Tu n’es dans les histoires officielles ou savantes que sur des marges. Impossible d’oublier ton acte et impossible de parler pleinement de toi. Trop de charge dans ton engagement. Trop de sens pour être dans une case de manuel. Tu es dans la métahistoire, camarade, pas dans l’anecdote.

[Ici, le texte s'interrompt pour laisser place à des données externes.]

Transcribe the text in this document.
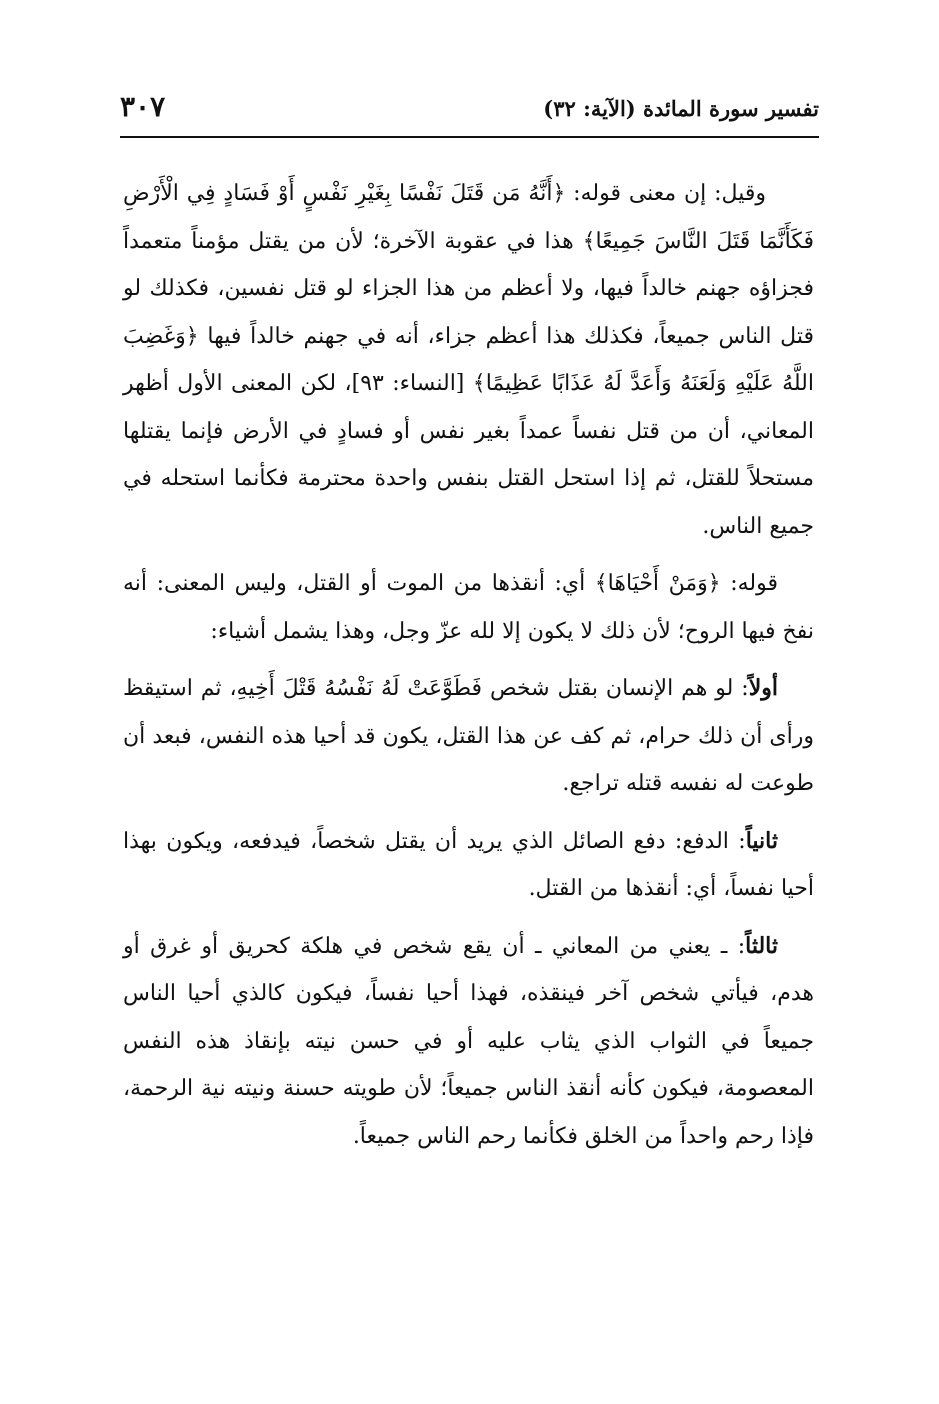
تفسير سورة المائدة (الآية: ٣٢)
٣٠٧

وقيل: إن معنى قوله: ﴿أَنَّهُ مَن قَتَلَ نَفْسًا بِغَيْرِ نَفْسٍ أَوْ فَسَادٍ فِي الْأَرْضِ فَكَأَنَّمَا قَتَلَ النَّاسَ جَمِيعًا﴾ هذا في عقوبة الآخرة؛ لأن من يقتل مؤمناً متعمداً فجزاؤه جهنم خالداً فيها، ولا أعظم من هذا الجزاء لو قتل نفسين، فكذلك لو قتل الناس جميعاً، فكذلك هذا أعظم جزاء، أنه في جهنم خالداً فيها ﴿وَغَضِبَ اللَّهُ عَلَيْهِ وَلَعَنَهُ وَأَعَدَّ لَهُ عَذَابًا عَظِيمًا﴾ [النساء: ٩٣]، لكن المعنى الأول أظهر المعاني، أن من قتل نفساً عمداً بغير نفس أو فسادٍ في الأرض فإنما يقتلها مستحلاً للقتل، ثم إذا استحل القتل بنفس واحدة محترمة فكأنما استحله في جميع الناس.

قوله: ﴿وَمَنْ أَحْيَاهَا﴾ أي: أنقذها من الموت أو القتل، وليس المعنى: أنه نفخ فيها الروح؛ لأن ذلك لا يكون إلا لله عزّ وجل، وهذا يشمل أشياء:

أولاً: لو هم الإنسان بقتل شخص فَطَوَّعَتْ لَهُ نَفْسُهُ قَتْلَ أَخِيهِ، ثم استيقظ ورأى أن ذلك حرام، ثم كف عن هذا القتل، يكون قد أحيا هذه النفس، فبعد أن طوعت له نفسه قتله تراجع.

ثانياً: الدفع: دفع الصائل الذي يريد أن يقتل شخصاً، فيدفعه، ويكون بهذا أحيا نفساً، أي: أنقذها من القتل.

ثالثاً: ـ يعني من المعاني ـ أن يقع شخص في هلكة كحريق أو غرق أو هدم، فيأتي شخص آخر فينقذه، فهذا أحيا نفساً، فيكون كالذي أحيا الناس جميعاً في الثواب الذي يثاب عليه أو في حسن نيته بإنقاذ هذه النفس المعصومة، فيكون كأنه أنقذ الناس جميعاً؛ لأن طويته حسنة ونيته نية الرحمة، فإذا رحم واحداً من الخلق فكأنما رحم الناس جميعاً.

Soixante ans après je lis sur des sites pieds-noirs « Henri Maillot, officier félon ». Officier passé à l’ennemi. L’ennemi c’était nous la multitude de ce pays. Interdit pour toi d’être notre frère sous peine de félonie. La fraternité avait ce seul chemin, que tu as montré, de passer vers notre rive. Chemin d’exception que j’essaye de regarder les yeux fermés à t’imaginer...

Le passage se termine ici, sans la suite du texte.